NASA’s Deep Impact spacecraft is set to pass within 700 kilometers of Comet Hartley 2 on Nov. 4.
The flyby should help scientists learn more about comet structure and evolution, as well as the early days of the solar system, researchers said. “This is going to give us the most extensive observation of a comet to date,” Tim Larson of NASA’s Jet Propulsion Laboratory in Pasadena, Calif., told reporters Oct. 26. Larson is project manager of Deep Impact’s extended mission, which NASA calls EPOXI.
Hartley 2 completes its long, looping sojourn around the sun every 6.5 years. It was discovered in 1986 by astronomer Malcolm Hartley and made its closest approach to Earth in 24 years on Oct. 20.
Comet Hartley 2 is a small comet, measuring just under 1.5 kilometers across. But it is very active, researchers said, emitting lots of dust and vapor when it nears the sun and warms up — which is happening now.
Deep Impact has been eyeing the comet since Sept. 5, when it took its first photo of the icy wanderer from about 60 million kilometers away. Since that date, the spacecraft’s instruments — two telescopes with digital color cameras and an infrared spectrometer — have been gathering loads of data on the target comet.
Deep Impact has been beaming about 2,000 images of the comet back to Earth every day since Oct. 1, researchers said.
This is not Deep Impact’s first comet encounter.
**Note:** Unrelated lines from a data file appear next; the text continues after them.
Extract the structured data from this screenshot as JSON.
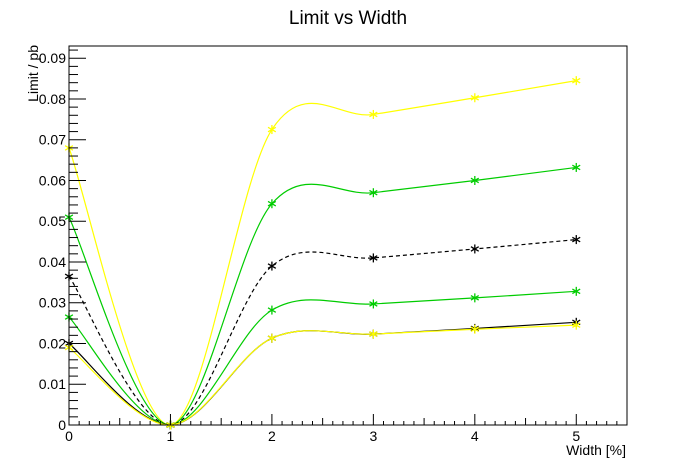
{
  "chart_data": {
    "type": "line",
    "title": "Limit vs Width",
    "xlabel": "Width [%]",
    "ylabel": "Limit / pb",
    "xlim": [
      0,
      5.5
    ],
    "ylim": [
      0,
      0.093
    ],
    "x_ticks": [
      0,
      1,
      2,
      3,
      4,
      5
    ],
    "x_tick_labels": [
      "0",
      "1",
      "2",
      "3",
      "4",
      "5"
    ],
    "y_ticks": [
      0,
      0.01,
      0.02,
      0.03,
      0.04,
      0.05,
      0.06,
      0.07,
      0.08,
      0.09
    ],
    "y_tick_labels": [
      "0",
      "0.01",
      "0.02",
      "0.03",
      "0.04",
      "0.05",
      "0.06",
      "0.07",
      "0.08",
      "0.09"
    ],
    "grid": false,
    "x": [
      0,
      1,
      2,
      3,
      4,
      5
    ],
    "series": [
      {
        "color": "#ffff00",
        "dash": "solid",
        "values": [
          0.068,
          0.0,
          0.0725,
          0.0762,
          0.0803,
          0.0845
        ]
      },
      {
        "color": "#00cc00",
        "dash": "solid",
        "values": [
          0.051,
          0.0,
          0.0543,
          0.057,
          0.06,
          0.0632
        ]
      },
      {
        "color": "#000000",
        "dash": "dashed",
        "values": [
          0.0365,
          0.0,
          0.039,
          0.041,
          0.0432,
          0.0455
        ]
      },
      {
        "color": "#00cc00",
        "dash": "solid",
        "values": [
          0.0265,
          0.0,
          0.0282,
          0.0297,
          0.0312,
          0.0328
        ]
      },
      {
        "color": "#000000",
        "dash": "solid",
        "values": [
          0.02,
          0.0,
          0.0213,
          0.0223,
          0.0237,
          0.0252
        ]
      },
      {
        "color": "#ffff00",
        "dash": "solid",
        "values": [
          0.019,
          0.0,
          0.0213,
          0.0223,
          0.0235,
          0.0245
        ]
      }
    ]
  }
}
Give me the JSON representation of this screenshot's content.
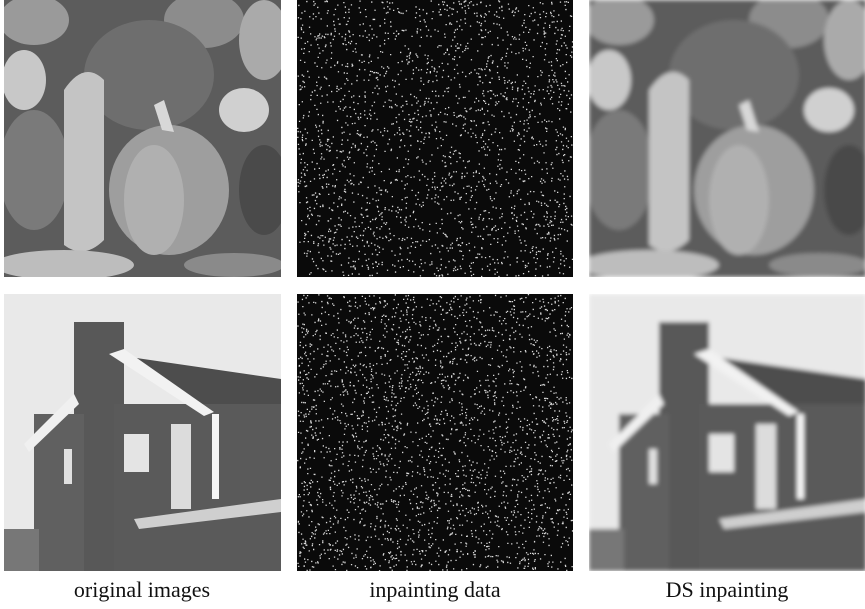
{
  "captions": [
    "original images",
    "inpainting data",
    "DS inpainting"
  ]
}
The spacecraft served as the mothership for NASA’s Deep Impact mission, which intentionally crashed a probe into Comet Tempel 1 in 2005 to study the object’s composition.
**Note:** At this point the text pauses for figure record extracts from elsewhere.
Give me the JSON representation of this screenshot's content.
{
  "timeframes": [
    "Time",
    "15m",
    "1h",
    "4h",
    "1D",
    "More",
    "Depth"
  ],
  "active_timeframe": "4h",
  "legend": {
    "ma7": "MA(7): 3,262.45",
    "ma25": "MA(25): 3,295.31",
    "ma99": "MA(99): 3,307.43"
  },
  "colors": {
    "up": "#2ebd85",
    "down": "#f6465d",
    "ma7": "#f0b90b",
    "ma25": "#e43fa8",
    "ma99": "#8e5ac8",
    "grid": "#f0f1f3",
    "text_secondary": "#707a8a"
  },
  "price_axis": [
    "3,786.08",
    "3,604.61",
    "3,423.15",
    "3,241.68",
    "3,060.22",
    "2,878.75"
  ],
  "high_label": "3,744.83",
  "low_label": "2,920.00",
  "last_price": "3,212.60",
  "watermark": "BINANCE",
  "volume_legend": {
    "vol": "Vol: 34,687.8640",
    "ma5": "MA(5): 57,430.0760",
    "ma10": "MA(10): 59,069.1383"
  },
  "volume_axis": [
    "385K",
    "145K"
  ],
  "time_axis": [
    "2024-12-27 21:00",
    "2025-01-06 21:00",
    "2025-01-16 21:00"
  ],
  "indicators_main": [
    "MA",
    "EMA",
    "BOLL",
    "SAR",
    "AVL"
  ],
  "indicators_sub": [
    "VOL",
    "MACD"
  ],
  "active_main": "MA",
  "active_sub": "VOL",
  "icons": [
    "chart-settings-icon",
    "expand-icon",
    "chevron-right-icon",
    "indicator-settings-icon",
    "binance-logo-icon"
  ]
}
Now, the Deep Impact spacecraft is being put to other uses — it’s tracking and studying various celestial objects under the umbrella of NASA’s broad EPOXI mission. The name is derived from the mission’s dual science investigations — the Extrasolar Planet Observation and Characterization (EPOCh) and Deep Impact Extended Investigations (DIXI).
The spacecraft has covered about 5.2 billion kilometers in the last five years, researchers said, but it’s still going strong, closing in on Comet Hartley 2 at speeds of about 43,500 kilometers per hour.